FICO scores are calculated by the following aspects of your credit history.
See image graph above.
- 35% Payment History
- 30% Amount of Debt
- 15% Length of Credit History
- 10% New Credit
- 10% Credit Mixture of Accounts
How can I get my FICO Score?
This is a commonly confused question. FICO scores can range in value between the three main credit bureaus Experian, Equifax, and TransUnion. TransUnion, however, uses VantageScores as the credit scoring method and not FICO. You can, however, receive your free credit report ( which impacts your score) at annualcreditreport.com. I also recommend using myFICO as a way to find and track an accurate depiction of your credit score. Check out myFICO here.
What is a VantageScore?
Vantagescores is an alternative method to scoring credit history. I like to explain this as different kinds of teachers who teach the same subject. The content may be the same, but because the teachers are different and the teach differently, the scoring methods will be unique to the teachers. Here is the information on how VantageScores are calculated.
- 41% Repayment History
- 20% Credit Age and Mixture of Accounts
- 20% Credit Utilization
- 11% New Credit
- 6% Credit Balance
- 2% Available Credit
Who Uses VantageScore?
People often see the differences between when they review their score online and when their credit is pulled by a lender and ask why there is a difference. While there are several differences in why the scores can vary, one reason may be that your credit profile online utilized VantageScore and not FICO scores. Credit Karma, Quizzle, Lending Tree, Nerdwallet, myBankrate, and CreditWise just to name a few.
Related article:14 Crazy Things You Must Know About A Credit Bureau
What are the differences between FICO and Vantage?
One of the biggest differences between the calculation percentages is that VantageScore 4.0 uses something called trended data. Basically, trended data takes a snapshot of a consumer’s credit behavior over a period of 3 -24 months to see how a person has handled their credit to make an assessment of how a person would use credit in the future. FICO scores do not use trended data.
While both scoring models are different in the way that they calculate a credit score, much of the “meat and potatoes” are still the same.
Repayment history is the largest contributor to a person’s credit score.
What can I do to improve my score?
Improving your credit score is the path to your financial future.
Consider using an accurate depiction of your credit using myfico.
Although there is no formula for getting your score to be a specific value, there are several ways to improving your credit score over time.
Here are my suggestions to improve your credit scores.
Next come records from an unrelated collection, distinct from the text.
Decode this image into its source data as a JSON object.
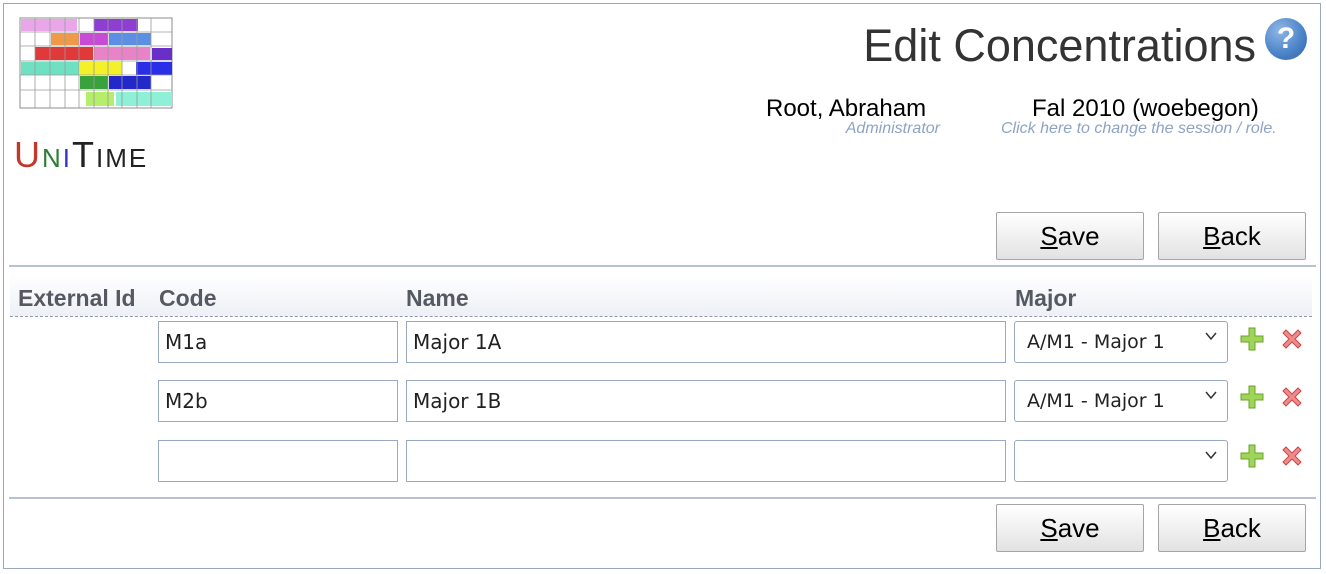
{
  "app": {
    "logo_text": [
      "U",
      "N",
      "I",
      "T",
      "I",
      "M",
      "E"
    ]
  },
  "header": {
    "title": "Edit Concentrations",
    "help_icon": "question-mark-icon",
    "user": {
      "name": "Root, Abraham",
      "role": "Administrator"
    },
    "session": {
      "name": "Fal 2010 (woebegon)",
      "hint": "Click here to change the session / role."
    }
  },
  "toolbar": {
    "save_label": "Save",
    "save_accesskey": "S",
    "back_label": "Back",
    "back_accesskey": "B"
  },
  "table": {
    "columns": [
      "External Id",
      "Code",
      "Name",
      "Major"
    ],
    "rows": [
      {
        "external_id": "",
        "code": "M1a",
        "name": "Major 1A",
        "major": "A/M1 - Major 1"
      },
      {
        "external_id": "",
        "code": "M2b",
        "name": "Major 1B",
        "major": "A/M1 - Major 1"
      },
      {
        "external_id": "",
        "code": "",
        "name": "",
        "major": ""
      }
    ],
    "row_icons": {
      "add": "plus-icon",
      "delete": "delete-x-icon"
    }
  },
  "colors": {
    "accent": "#4e86c9",
    "border": "#9aa9c2",
    "add": "#8cc63f",
    "delete": "#e06060"
  }
}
- Pay your credit balances on time, every time.
- Keep your credit balances low, ideally under 30%. For example if your credit limit was $1,000, you would want to maintain a balance of only $300. I suggest paying off your credit cards each month in full to avoid paying interest charges which will save you money in the long-run.
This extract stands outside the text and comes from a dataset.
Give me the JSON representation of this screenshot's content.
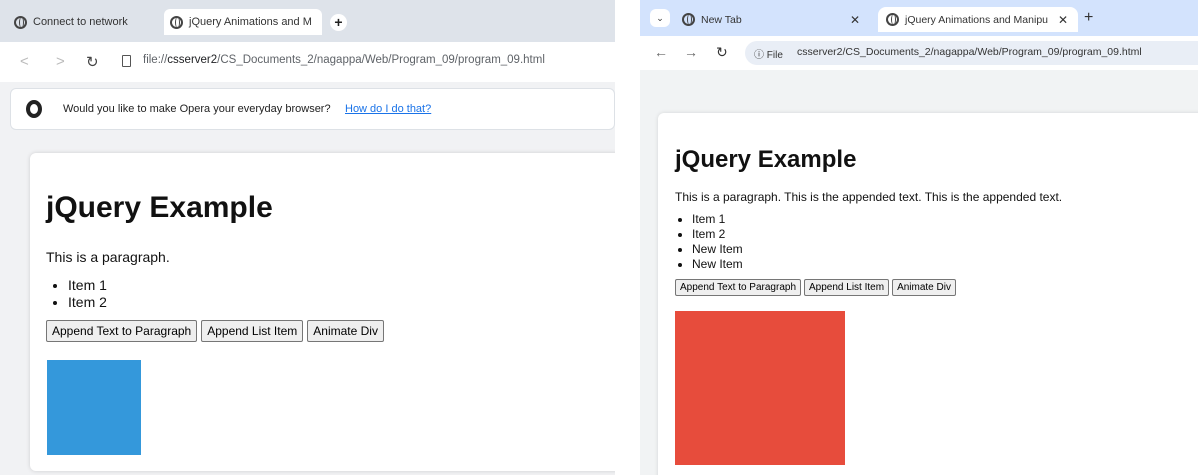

- Avoid opening several credit cards at one time. Many people find that having several credit cards might help them avoid fees, but instead,multiple credit cards can increase balances, extra fees, and can potentially lead to missing a payment if you aren’t careful. Not to mention that opening credit cards over a short period of time may decrease your credit score.
- Have a good mixture of accounts. That means that having a mortgage loan, credit card, or another credit line open will help show creditors or lenders that you are responsible for different kinds of credit.
- Keep accounts open for longer. Some people close accounts quickly in an effort to increase their score, however, if you have made on-time payments over a short period of time, closing an account may actually not have the positive impact you hoped it would have. Having open accounts in which you pay on-time will help to improve your score over a long period of time.